Wiener Zeitung: Leitartikel von Walter Hämmerle: "Fehlendes Grundvertrauen"

Ausgabe vom 25. November 2011

Wien (OTS) - Es ist - neutral formuliert - immer wieder
interessant zu verfolgen, was in Österreich gemeinhin unter Politik verstanden wird. Bis in die allerhöchsten Kreise der Republik wird nämlich schon die bloße Verkündigung einer Absicht mit deren Umsetzung verwechselt. Das mag bei Oppositionspolitikern und dem Herrn Bundespräsidenten ja noch angehen, sind das gesprochene Wort und die symbolhafte Tat doch tatsächlich deren schärfste Waffen. Wenn aber auch die Regierung schon Worte zu Taten erklärt, wird es prekär.

Vor gut zwei Wochen hat die Regierungsspitze die Einführung einer Schuldenbremse im Verfassungsrang verkündet. Mittlerweile steht fest, dass sich vorläufig weder in der SPÖ noch in der ÖVP hierfür eine ausreichende politische Mehrheit findet.

Von Spitzenpolitiker wird längst eine völlig unsinnige Vielfalt an persönlichen Anforderungen verlangt: Volksnah sollen sie sein, eine politische Idee im Herzen tragen, charismatisch sowie rhetorisch gewandt sein und idealerweise auch noch g'scheit, sympathisch und attraktiv.

Das einzig wirklich wichtige Kriterium für einen politischen Spitzenjob fällt dabei jedoch unter den Tisch: Ein Politiker muss Mehrheiten organisieren können - und zwar innerhalb wie außerhalb seiner Partei. Das ist in aller Regel mit mühseliger Überzeugungsarbeit verbunden, nur unumstrittenen Alphatieren wird das Recht auf eine Basta-Politik zugestanden, die interne Diskussionen überflüssig machen - allerdings auch nur so lange, wie der betreffende Politiker für Wahlerfolge garantieren kann.

Da es in Österreichs Regierung eine solche Person nicht gibt, bleibt nur die mühselige Variante. Oder korrekt: bliebe. Tatsächlich haben weder Bundeskanzler noch Vizekanzler die notwendige interne Überzeugungsarbeit geleistet. Und dass der Widerspruch so laut und deutlich ausfällt, belegt, wie dünn das Eis ist, auf dem Werner Faymann und Michael Spindelegger sich innerparteilich bewegen. Politisches Grundvertrauen schaut anders aus.

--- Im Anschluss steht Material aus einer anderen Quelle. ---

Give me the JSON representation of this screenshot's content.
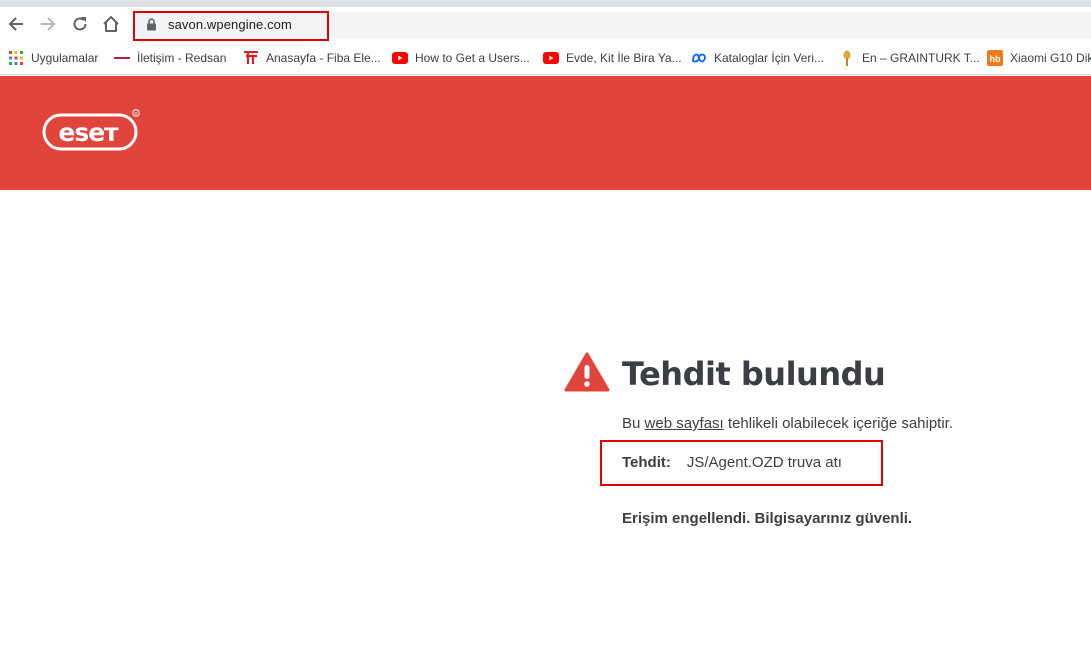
{
  "browser": {
    "url": "savon.wpengine.com",
    "bookmarks": [
      {
        "label": "Uygulamalar",
        "icon": "apps-grid-icon"
      },
      {
        "label": "İletişim - Redsan",
        "icon": "redsan-favicon"
      },
      {
        "label": "Anasayfa - Fiba Ele...",
        "icon": "fiba-favicon"
      },
      {
        "label": "How to Get a Users...",
        "icon": "youtube-icon"
      },
      {
        "label": "Evde, Kit İle Bira Ya...",
        "icon": "youtube-icon"
      },
      {
        "label": "Kataloglar İçin Veri...",
        "icon": "meta-icon"
      },
      {
        "label": "En – GRAINTURK T...",
        "icon": "grainturk-favicon"
      },
      {
        "label": "Xiaomi G10 Dik",
        "icon": "hb-favicon"
      }
    ]
  },
  "eset": {
    "logo_text": "eset",
    "brand_color": "#e0443b"
  },
  "alert": {
    "title": "Tehdit bulundu",
    "desc_prefix": "Bu ",
    "desc_link": "web sayfası",
    "desc_suffix": " tehlikeli olabilecek içeriğe sahiptir.",
    "threat_label": "Tehdit:",
    "threat_value": "JS/Agent.OZD truva atı",
    "blocked_message": "Erişim engellendi. Bilgisayarınız güvenli."
  },
  "colors": {
    "highlight": "#e10000",
    "text": "#3b3f45",
    "warning": "#e0443b"
  }
}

Hierin liegt auch die größte Gefahr für Österreich in der jetzigen Situation. Diese Koalition hat es verabsäumt, eine große, integrierende Erzählung angesichts der Schuldenkrise zu formulieren. In Ermangelung einer solchen ist sich naturgemäß jeder selbst der Nächste. Kanzler und Vize gehen voran, es folgt ihnen nur keiner.